I am curious to know how far Cortex-A78 goes with concurrent execution of (some) NEON instructions.
-------------------------------------------
Example 1:
/* Flush pipeline & disable ISRs */ SCST_PREPARE_PIPELINE
/* ABS - 128-bit operation */ ABS V31.2D,V0.2D /* Pipeline V0 */ ABS V30.2D,V1.2D /* Pipeline V1 */ ABS V29.2D,V2.2D /* Pipeline V0 */ ABS V28.2D,V2.2D /* Pipeline V1 */
I assume that line 1 and 3 goes to pipeline V0, line 2 and 4 to pipeline V1.
Then I think line 1 and line 2 executes concurrently in one clock cycle. Line 3 and line 4 executes concurrently in one clock cycle.
So the code is done in 2 clock cycles.
Is it correct ?
----------------------------------------------
/* ABS - 64-bit operation*/ ABS V16.2S,V3.2S /* Pipeline V0 */ ABS V15.2S,V3.2S /* Pipeline V1 */ ABS V14.2S,V3.2S /* Pipeline V0 */ ABS V14.2S,V3.2S /* Pipeline V1 */
Now there are two vector execution units in Cortex-A78, each is 128 bit in size.

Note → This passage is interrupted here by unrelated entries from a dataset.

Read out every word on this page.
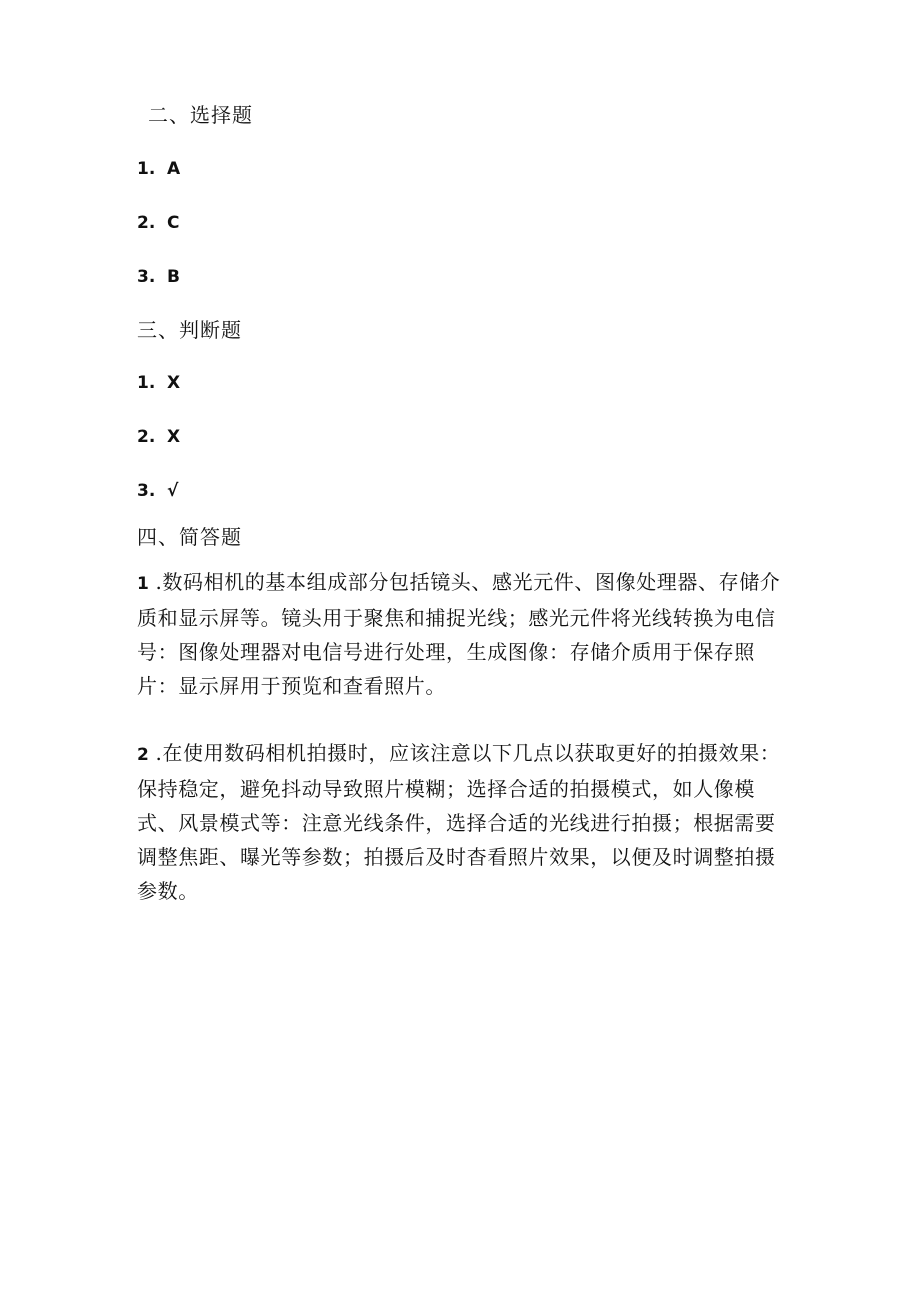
二、选择题
1. A
2. C
3. B
三、判断题
1. X
2. X
3. √
四、简答题
1 .数码相机的基本组成部分包括镜头、感光元件、图像处理器、存储介质和显示屏等。镜头用于聚焦和捕捉光线；感光元件将光线转换为电信号：图像处理器对电信号进行处理，生成图像：存储介质用于保存照片：显示屏用于预览和查看照片。
2 .在使用数码相机拍摄时，应该注意以下几点以获取更好的拍摄效果：保持稳定，避免抖动导致照片模糊；选择合适的拍摄模式，如人像模式、风景模式等：注意光线条件，选择合适的光线进行拍摄；根据需要调整焦距、曝光等参数；拍摄后及时杳看照片效果，以便及时调整拍摄参数。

Does that mean that NEON code using 64 bit operations can execute 4 NEON instructions in one clock cycle ?
In other words, the above code is done in 1 cycle.
Thanks for the answer.
P.S. The code is an example of our special code, please, do not ask why we need it or why don't we write it differently.
Please see Cortex-A78 software optimization guide
- https://developer.arm.com/documentation/102160/latest/
Section 3.15 ASIMD integer instructions.